A crítica que faço - agora sim - é quanto à falta de clareza do texto, que dificulta o entendimento dos leitores.
Celso, nosso debate não se fechou. A sua posição é essa: economia enquanto determinante ou não? Com relação ao fecho do Lucas, eu concordo completamente, ainda há resposta ali para dizer e de forma mais propositiva.
Esqueci de dizer, Celso. Em sua resposta há uma dose de posição. A resposta do Lucas foi tangencial em igual medida da sua intervenção anterior. Portanto, estamos perdendo o fio "partidos > cargos > políticas"
e há um vacuo de conversa aqui.
Luiz
O que você propõe discutir merece postagem com comentários. Fica em aberto, por enquanto. Não afirmei que a economia é determinante.
Chamei a atenção para que: 1) há uma crise econômica e cíclica em curso, embora isto nem sequer conste das Notas; 2) a afirmação de que o governo FHC professou o "fundamentalismo de mercado" pode ser relativizada com a apresentação do contraditório; 3) governo e Estado estão sendo interpretados como se fossem uma entidade.
Pessoal, Vai o coment em duas partes.
Celso, obrigado, de fato, o texto não ficou claro.

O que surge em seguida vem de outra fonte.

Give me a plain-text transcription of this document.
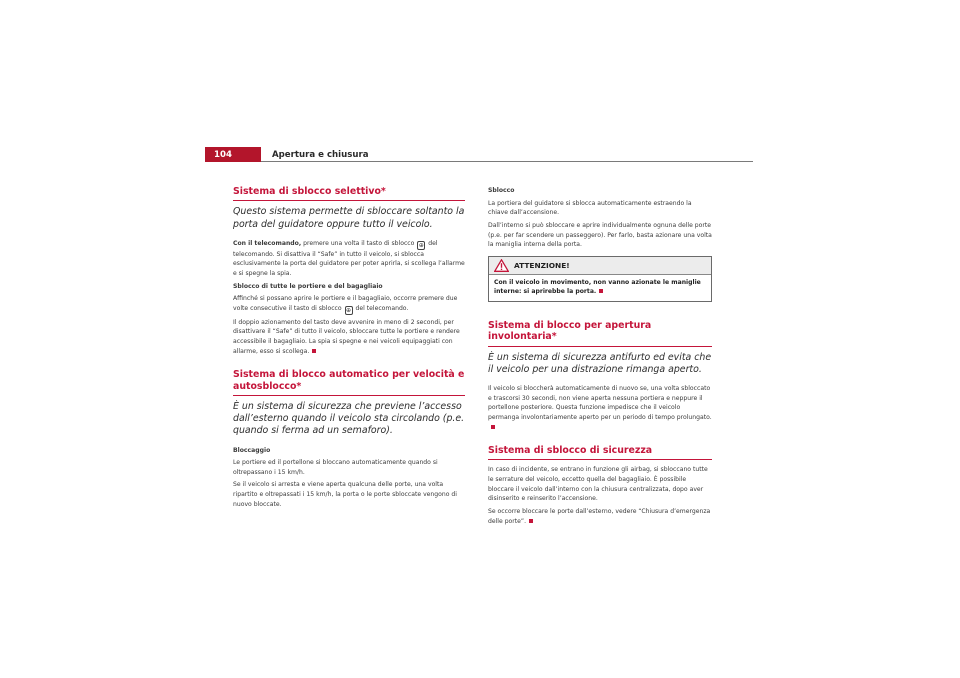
104	Apertura e chiusura
Sistema di sblocco selettivo*
Questo sistema permette di sbloccare soltanto la porta del guidatore oppure tutto il veicolo.

Con il telecomando, premere una volta il tasto di sblocco ⊕ del telecomando. Si disattiva il “Safe” in tutto il veicolo, si sblocca esclusivamente la porta del guidatore per poter aprirla, si scollega l’allarme e si spegne la spia.

Sblocco di tutte le portiere e del bagagliaio

Affinché si possano aprire le portiere e il bagagliaio, occorre premere due volte consecutive il tasto di sblocco ⊕ del telecomando.

Il doppio azionamento del tasto deve avvenire in meno di 2 secondi, per disattivare il “Safe” di tutto il veicolo, sbloccare tutte le portiere e rendere accessibile il bagagliaio. La spia si spegne e nei veicoli equipaggiati con allarme, esso si scollega.

Sistema di blocco automatico per velocità e autosblocco*
È un sistema di sicurezza che previene l’accesso dall’esterno quando il veicolo sta circolando (p.e. quando si ferma ad un semaforo).

Bloccaggio

Le portiere ed il portellone si bloccano automaticamente quando si oltrepassano i 15 km/h.

Se il veicolo si arresta e viene aperta qualcuna delle porte, una volta ripartito e oltrepassati i 15 km/h, la porta o le porte sbloccate vengono di nuovo bloccate.

Sblocco

La portiera del guidatore si sblocca automaticamente estraendo la chiave dall’accensione.

Dall’interno si può sbloccare e aprire individualmente ognuna delle porte (p.e. per far scendere un passeggero). Per farlo, basta azionare una volta la maniglia interna della porta.

ATTENZIONE!

Con il veicolo in movimento, non vanno azionate le maniglie interne: si aprirebbe la porta.

Sistema di blocco per apertura involontaria*
È un sistema di sicurezza antifurto ed evita che il veicolo per una distrazione rimanga aperto.

Il veicolo si bloccherà automaticamente di nuovo se, una volta sbloccato e trascorsi 30 secondi, non viene aperta nessuna portiera e neppure il portellone posteriore. Questa funzione impedisce che il veicolo permanga involontariamente aperto per un periodo di tempo prolungato.

Sistema di sblocco di sicurezza

In caso di incidente, se entrano in funzione gli airbag, si sbloccano tutte le serrature del veicolo, eccetto quella del bagagliaio. È possibile bloccare il veicolo dall’interno con la chiusura centralizzata, dopo aver disinserito e reinserito l’accensione.

Se occorre bloccare le porte dall’esterno, vedere “Chiusura d’emergenza delle porte”.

O verbo render ali é dúbio; o sentido que eu procurei expressar é “por de lado”, e não “submeter”, logo, eu não tenho a pretensão de falar tudo sobre tudo e de forma organizada. Você tem razão em fazer essa observação.
Luiz e Celso
Eu tangenciei o tema porque o Celso traz ao debate as hipóteses que eu levanto para pensar (veja bem, pensar, não “testar”) a minha tese. Já que a tese não está em questão, vou comentar o que vocês trazem a partir dessas hipóteses. Creio que posso resumir as considerações do Celso em dois temas, o tempo da taxação no governo Lula (porque agora e não antes), e a diferença entre os dois governos que se pode derivar dessa medida.
1. Celso, meu palpite é que estamos diante de um falso debate: você afirma que a medida foi tomada agora porque a conjuntura internacional assim permitiu e não porque o governo do PT seja contra o mercado. Ora, porque essas duas idéias são contraditórias? Eu vejo essas duas posições de maneira complementar, da seguinte maneira: o governo do PT implementou uma política econômica que permitiu acumular reservas em dólar; a entrada de capital de curto prazo valoriza o real frente ao dólar; o Banco Central fica mais pobre, porque o real se valoriza e as reservas diminuem. Como evitar isso? Desestimulando a entrada de capital de curto prazo. O que isso diz a respeito da crença do governo petista no mercado? Absolutamente Nada.
O governo do PT acredita menos no mercado por outro motivo: ele concebe mobilizar instrumentos cujo princípio é “o mercado não é necessariamente mais eficiente ao distribuir recursos”. Porque esse INSTRUMENTO foi utilizado agora? Por conta de uma conjugação de fatores locais e globais (retomada da volatilidade/liquidez global+ reservas do Bacen+taxas de juros aqui praticadas, etc).
2. Quanto à diferença entre os governos FHC e Lula, aí sim eu creio que temos um debate. Eu afirmo que essa medida revela uma diferença ideológica fundamental quanto ao grau em que os policy makers acreditam numa idéia (o mercado como mecanismo de produção de utilidade coletiva), e você contrapõe a isso (1) a crença do presidente-sociólogo na validade dos controles de capital e (2) o modelo das agências reguladoras (esse segundo tópico você levantou agora).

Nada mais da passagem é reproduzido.